Although mortality is lower than with other electrical injuries (as many victims are briefly stunned and recover), survivors often sustain severe neurological, cardiac, and cutaneous injuries.
Unique features such as Lichtenberg figures make lightning strikes clinically recognisable.
🌩️ Aetiology
- Massive energy discharge: > 10 million volts of DC electricity transmitted in milliseconds.
- Energy may pass directly through the body, over the skin (flashover), or via ground current (“step voltage”).
- Associated with environmental exposure: open fields, water sports, mountaineering.
🩺 Clinical Features
- Skin: Fern-shaped Lichtenberg figures 🌿 (pathognomonic), flash burns, or superficial burns; clothing often shredded or blown off.
- Cardiac: Asystole and ventricular fibrillation are common initial rhythms; arrhythmias may develop later.
- Neurological: Loss of consciousness, seizures, cerebral oedema, keraunoparalysis (transient paralysis with pallor and pulseless limbs that later resolves).
- ENT/Ocular: Ruptured tympanic membranes 👂, cataracts 👁️, retinal damage.
- Other trauma: Secondary blunt injuries from falls, blast effect, or being thrown.
🔍 Differentials
- High-voltage industrial electrical burns.
- Environmental collapse: heat stroke, hypothermia.
- Mechanical trauma (fall, blunt impact) unrelated to lightning current itself.
🧪 Investigations
- Bloods: FBC, U&E, ABG, CK (for rhabdomyolysis), Troponin.
- ECG & continuous monitoring: To detect arrhythmias or myocardial injury.
- Urinalysis: Myoglobinuria if rhabdomyolysis present.
- Imaging: CT head if loss of consciousness or focal neurology; trauma imaging as indicated.
💊 Management
- Resuscitation: Immediate CPR if cardiac arrest – unlike usual triage, lightning victims with no signs of life should be prioritised as outcomes may be good with early resuscitation.
- Airway & Breathing: Secure airway if reduced GCS; high-flow O2.
- Circulation: IV fluids to maintain BP and protect kidneys, but avoid fluid overload (cerebral oedema risk).
- Cardiac monitoring: Admit to CCU/ICU for arrhythmia surveillance.
- Renal protection: Monitor urine output, alkalinise urine if myoglobinuria present.
- Surgery: Debridement of necrotic tissue or fasciotomy if compartment syndrome suspected.
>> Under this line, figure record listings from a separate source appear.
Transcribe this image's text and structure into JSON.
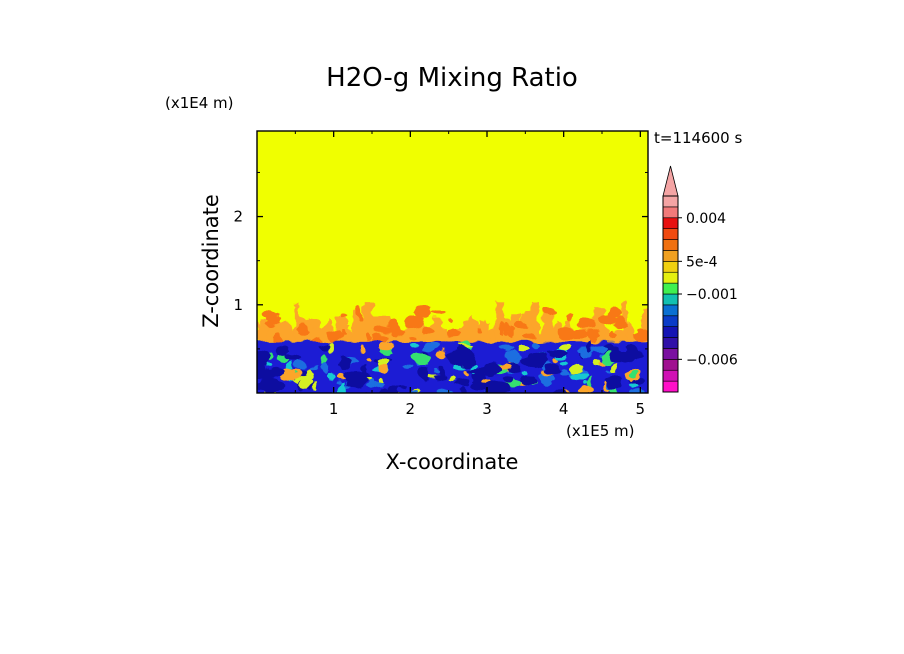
{
  "chart_data": {
    "type": "heatmap",
    "title": "H2O-g Mixing Ratio",
    "xlabel": "X-coordinate",
    "ylabel": "Z-coordinate",
    "x_scale_label": "(x1E5 m)",
    "y_scale_label": "(x1E4 m)",
    "time_label": "t=114600 s",
    "xlim": [
      0,
      5.1
    ],
    "ylim": [
      0,
      2.97
    ],
    "x_ticks": [
      1,
      2,
      3,
      4,
      5
    ],
    "y_ticks": [
      1,
      2
    ],
    "x_tick_labels": [
      "1",
      "2",
      "3",
      "4",
      "5"
    ],
    "y_tick_labels": [
      "1",
      "2"
    ],
    "layers": {
      "bottom_layer_top": 0.58,
      "mixing_layer_top": 1.05,
      "background_level": "0 to 5e-4"
    },
    "colorbar": {
      "levels": [
        -0.009,
        -0.008,
        -0.007,
        -0.006,
        -0.005,
        -0.004,
        -0.003,
        -0.002,
        -0.0015,
        -0.001,
        -0.0005,
        0,
        0.0005,
        0.001,
        0.002,
        0.003,
        0.004,
        0.005,
        0.006
      ],
      "colors": [
        "#ff10c8",
        "#d010b4",
        "#a01090",
        "#7a10a0",
        "#3010a8",
        "#1414b4",
        "#0a3cc8",
        "#0a70d2",
        "#12c0b0",
        "#40f050",
        "#e4f010",
        "#f0d010",
        "#f0a020",
        "#f07010",
        "#f04a10",
        "#e81010",
        "#f27a7a",
        "#f4a4a4"
      ],
      "tick_labels": [
        {
          "label": "0.004",
          "value": 0.004
        },
        {
          "label": "5e-4",
          "value": 0.0005
        },
        {
          "label": "−0.001",
          "value": -0.001
        },
        {
          "label": "−0.006",
          "value": -0.006
        }
      ],
      "extend": "max",
      "extend_color": "#f4a4a4"
    },
    "field_colors": {
      "background": "#f0ff00",
      "mixing_orange": "#fca52a",
      "mixing_red": "#f87814",
      "layer_blue": "#1c1cd4",
      "layer_dark": "#0b0ba0",
      "layer_mid": "#1a6ee0",
      "layer_cyan": "#14c8d2",
      "layer_green": "#34e070",
      "layer_lime": "#d4f020"
    }
  }
}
- Supportive: Analgesia, tetanus prophylaxis, psychological support (PTSD common).
💡 Key Pearls
- 🌿 Lichtenberg figures are diagnostic and fade within hours – photograph for documentation.
- ⚡ Multiple victims possible → “mass casualty” approach needed.
- 🫀 Unlike routine cardiac arrests, lightning arrests are often due to primary asystole with respiratory arrest → early ventilation + CPR saves lives.